Saya pernah menerima pertanyaan begini, “Kak Reffi itu sebenarnya generalis, ya? Expert-nya di bidang apa? Atau semuanya setengah-setengah?”
Pertanyaan tersebut tidak salah juga, sih. Di kantor, saya dikenal sebagai staf yang menggunakan bahasa Jepang, sedangkan di dunia maya, saya lebih dikenal sebagai penulis. Itu pun jenis tulisan yang saya kerjakan dan menjadi penghasilan sampingan juga beragam. Saya menulis novel, non-fiksi, content writing, copywriting, sampai menjadi seorang writing coach.
Padahal sudah sering saya sebut jika label saya adalah Wordholic. Jadi, saya yang menjadi penggemar bahasa asing dan menulis, memilih untuk tidak terlalu membatasi diri. Apa yang saya seriusi dan pelajari itu semua saya tekuni beberapa tahun dan satu per satu. Misalnya, saya sudah menulis artikel atau esai pendek sejak masih SD. Ya, saya menulis catatan opini di buku harian.
Prosesnya Tidak Sebentar
Setelah saya menekuni dunia blogger dan content writing, saya jadi tahu bahwa hobi menulis esai pendek di buku harian ternyata sudah menjadi modal yang cukup bagus. Saya pun belajar mengenal peletakan tanda baca yang benar, struktur kalimat yang koheren, hingga jenis kata baku yang sering mengalami perubahan. Jadi, tidak serta-merta langsung bisa.

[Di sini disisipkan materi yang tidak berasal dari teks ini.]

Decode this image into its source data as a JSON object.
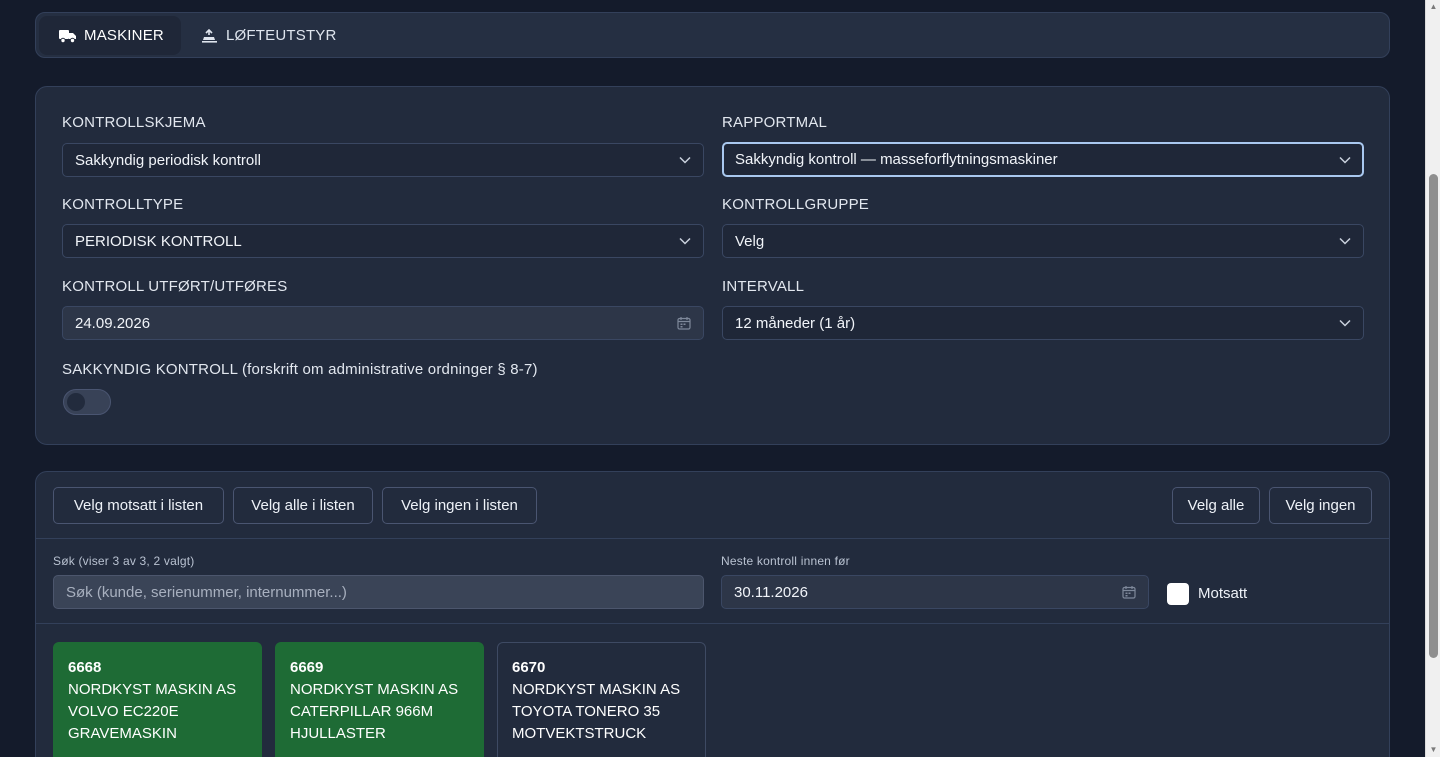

Aslinya, saya ini gaptek parah. Ketika terjun ke dunia blog dan membeli domain pertama, wordholic.com, saya tidak bisa menautkan alamat domain dengan blogspot. Kalau diingat lagi, lucu sekali, hehehe. Saya baru bisa menautkan domain setelah dibantu staf domosquare.com tempat saya membeli domain. Itu juga terjadi setelah saya putus asa dan membiarkan domain nganggur selama tiga mingguan.
Namun, saya sadar dan sudah punya feeling kalau skill menulis ini bisa menjadi profesi langgeng yang bisa saya lakukan dari mana saja. Berawal dari belajar fiksi, saya mulai mengikuti lomba menulis novel dan beberapa di antaranya menjadi finalis hingga menjadi juara. Tentu saja prosesnya tidak sebentar karena saya menulis sejak masih sekolah dasar. Saat pertama kali menjadi freelance content writer pun, tidak berdasarkan keberuntungan. Apa saja yang saya lakukan?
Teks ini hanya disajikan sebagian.